「……」
何となく気まずくて、相沢くんの顔が見れない。
「と、とにかく、まだ安静にしておいたほうがいいよ!準備は私たちに任せて、相沢くんはもうしばらく休んでてください!」
早口でまくしたてると、相沢くんは少しびっくりしながらも「おぉ」と頷いた。
「香波」
「?」
すると、スルリと相沢くんの右手が私の頭に伸びてきて。
「サンキュー、心配してくれて」
にこっと笑い、それから優しく2回、ポンポンと撫でてくれた。
“ありがとう”なんて、
そんなの私のセリフなのに。
なんて優しい人なんだろう、相沢くんは。
「相沢くんが無事で……本当によかった……」
だから思わず、私の頭に伸びてるその腕を、ぎゅっと掴んでしまった。
「香波……?」
「私のせいで、相沢くん怪我して、サッカー出来なくなっちゃったらどうしようって……。
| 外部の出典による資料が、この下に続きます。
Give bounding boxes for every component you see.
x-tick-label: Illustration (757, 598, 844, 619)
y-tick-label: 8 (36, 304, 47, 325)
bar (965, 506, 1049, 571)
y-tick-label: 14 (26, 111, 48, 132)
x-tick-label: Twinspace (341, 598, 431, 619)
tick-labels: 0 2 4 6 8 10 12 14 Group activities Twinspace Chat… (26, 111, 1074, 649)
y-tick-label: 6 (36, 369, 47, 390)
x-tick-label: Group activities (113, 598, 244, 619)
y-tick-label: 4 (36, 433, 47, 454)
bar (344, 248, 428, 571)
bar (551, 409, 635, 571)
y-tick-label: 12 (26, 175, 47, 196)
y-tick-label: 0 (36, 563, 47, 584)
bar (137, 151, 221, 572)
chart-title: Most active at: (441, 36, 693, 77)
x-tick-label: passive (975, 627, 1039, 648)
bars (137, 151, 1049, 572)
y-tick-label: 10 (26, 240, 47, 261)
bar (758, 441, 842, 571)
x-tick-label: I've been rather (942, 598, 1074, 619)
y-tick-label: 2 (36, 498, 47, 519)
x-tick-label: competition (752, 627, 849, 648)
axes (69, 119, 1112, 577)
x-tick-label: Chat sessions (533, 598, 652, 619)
そう考えたら怖くて……」
相沢くん、良かった。
元気そうで本当に良かった。
震える手に気づかれないように、掴んでいた相沢くんの腕を離す。
「大丈夫だよ、香波」
離したはずの相沢くんの手が、私の頬に触れて、いつの間にか溢れていた涙をそっと拭う。
歪む視界の中で見えた相沢くんは、とても優しく笑っていた。